AI agents today are powerful. They can write code, browse the web, call APIs, and reason
through complex problems. The raw intelligence is there. But intelligence is not the same as
expertise. Consider choosing between a genius who has never done a tax return and an
experienced tax professional who knows every rule and edge case. The professional wins
every time — not because they're smarter, but because they already have the relevant
knowledge internalized.
That's the problem with current AI agents. They're brilliant generalists that don't come
preloaded with domain expertise. They don't know specific workflows, industries, or what
worked last time. The industry's response has been to build a separate agent for every use case
— tax, legal, marketing — each with its own custom tools and architecture. It's exhausting and
it doesn't scale.
What Skills Are
The agent underneath is actually universal. There's no need for a different agent for every job.
What's needed is a way to give the same agent domain expertise on demand. That's what skills
are.
At its core, a skill is a markdown file — a document of instructions that teaches Claude how to
do something specific, like a playbook handed to a new employee. That file lives inside a
folder which can also contain scripts Claude can run, reference documents, templates, and
examples. The heart of every skill is the instruction file.

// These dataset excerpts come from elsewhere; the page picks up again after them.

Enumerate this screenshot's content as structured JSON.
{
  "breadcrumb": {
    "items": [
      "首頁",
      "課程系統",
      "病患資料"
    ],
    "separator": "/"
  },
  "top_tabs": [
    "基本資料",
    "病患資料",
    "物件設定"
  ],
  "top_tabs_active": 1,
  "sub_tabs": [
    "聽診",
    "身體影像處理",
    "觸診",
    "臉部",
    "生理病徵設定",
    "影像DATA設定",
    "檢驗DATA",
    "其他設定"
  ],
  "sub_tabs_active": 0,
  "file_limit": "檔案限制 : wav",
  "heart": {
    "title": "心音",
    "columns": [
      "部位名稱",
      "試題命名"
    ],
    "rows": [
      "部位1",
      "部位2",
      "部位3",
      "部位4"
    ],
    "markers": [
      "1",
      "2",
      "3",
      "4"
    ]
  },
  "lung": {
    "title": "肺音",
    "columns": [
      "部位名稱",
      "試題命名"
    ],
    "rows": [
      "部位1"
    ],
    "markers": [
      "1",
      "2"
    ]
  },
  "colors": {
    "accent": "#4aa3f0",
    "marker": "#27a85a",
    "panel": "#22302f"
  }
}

A simple skill takes five minutes to create: write a markdown file specifying how to write blog
posts in a particular style and structure, save it in the right folder, and Claude now has that
capability. But skills can also be much more sophisticated, incorporating Python scripts,
fillable templates, and entire multi-step workflows.
Progressive Disclosure
Skills are "progressively disclosed." Claude doesn't load every skill into memory at once.
When it starts working, it sees only a short description of each skill — like reading titles on
book spines. Only when Claude decides it needs a particular skill for the task at hand does it
pull it off the shelf and read the full instructions. This means access to hundreds or thousands
of skills without overwhelming context. Claude picks the right ones automatically, just as an
expert knows which reference manual to grab without rereading all of them.
This is what makes skills fundamentally different from stuffing instructions into a prompt.
With a prompt, everything is crammed into context at once and it gets messy fast. With skills,
it's organized, modular, and loaded only when needed.
Accessibility and MCP Integration
Before skills, customizing AI behavior essentially required being a developer — building
custom tools, writing code, setting up infrastructure. With skills, anyone can create one. A
recruiter can write a skill encoding their company's hiring process. A finance professional can
teach Claude to build reports in their team's format. A legal professional can encode their
firm's contract review process.
Skills also work alongside MCP (Model Context Protocol) servers, which are Claude's
connections to external tools and data. MCP lets Claude reach out and interact with the world
— pull data from APIs, connect to tools. Skills tell Claude what to do with all of that. MCP is
the hands; skills are the experience. Together, they produce an agent that can connect to
anything and knows exactly how to handle what it finds.
GEO Audit Demo
A working GEO (Generative Engine Optimization) audit system built with Claude Code skills
demonstrates the concept in practice. The system consists of 12 different skills. Running a
GEO audit on Calendly.com triggers the main skill, which instructs Claude Code to run five
sub-agents simultaneously — each responsible for a different analysis task, comparable to a
general contractor delegating to specialized subcontractors.
The output is a professional GEO analysis report with an executive summary, score
breakdowns for ChatGPT, Perplexity, Gemini, and Bing, key findings (such as Calendly
having no Wikipedia article), and a prioritized weekly action plan for improving AI visibility.
Individual skills within the system — like a standalone citability analysis — can also be run
independently, each with their own instruction set.
Claude Code is smart enough to match plain English requests to the appropriate skill without
requiring specific slash commands. It examines available skills, identifies the relevant one,
loads those instructions, and executes. That's why Anthropic sees the future of AI agents as
building modular skills that Claude can pull on demand based on what the user needs.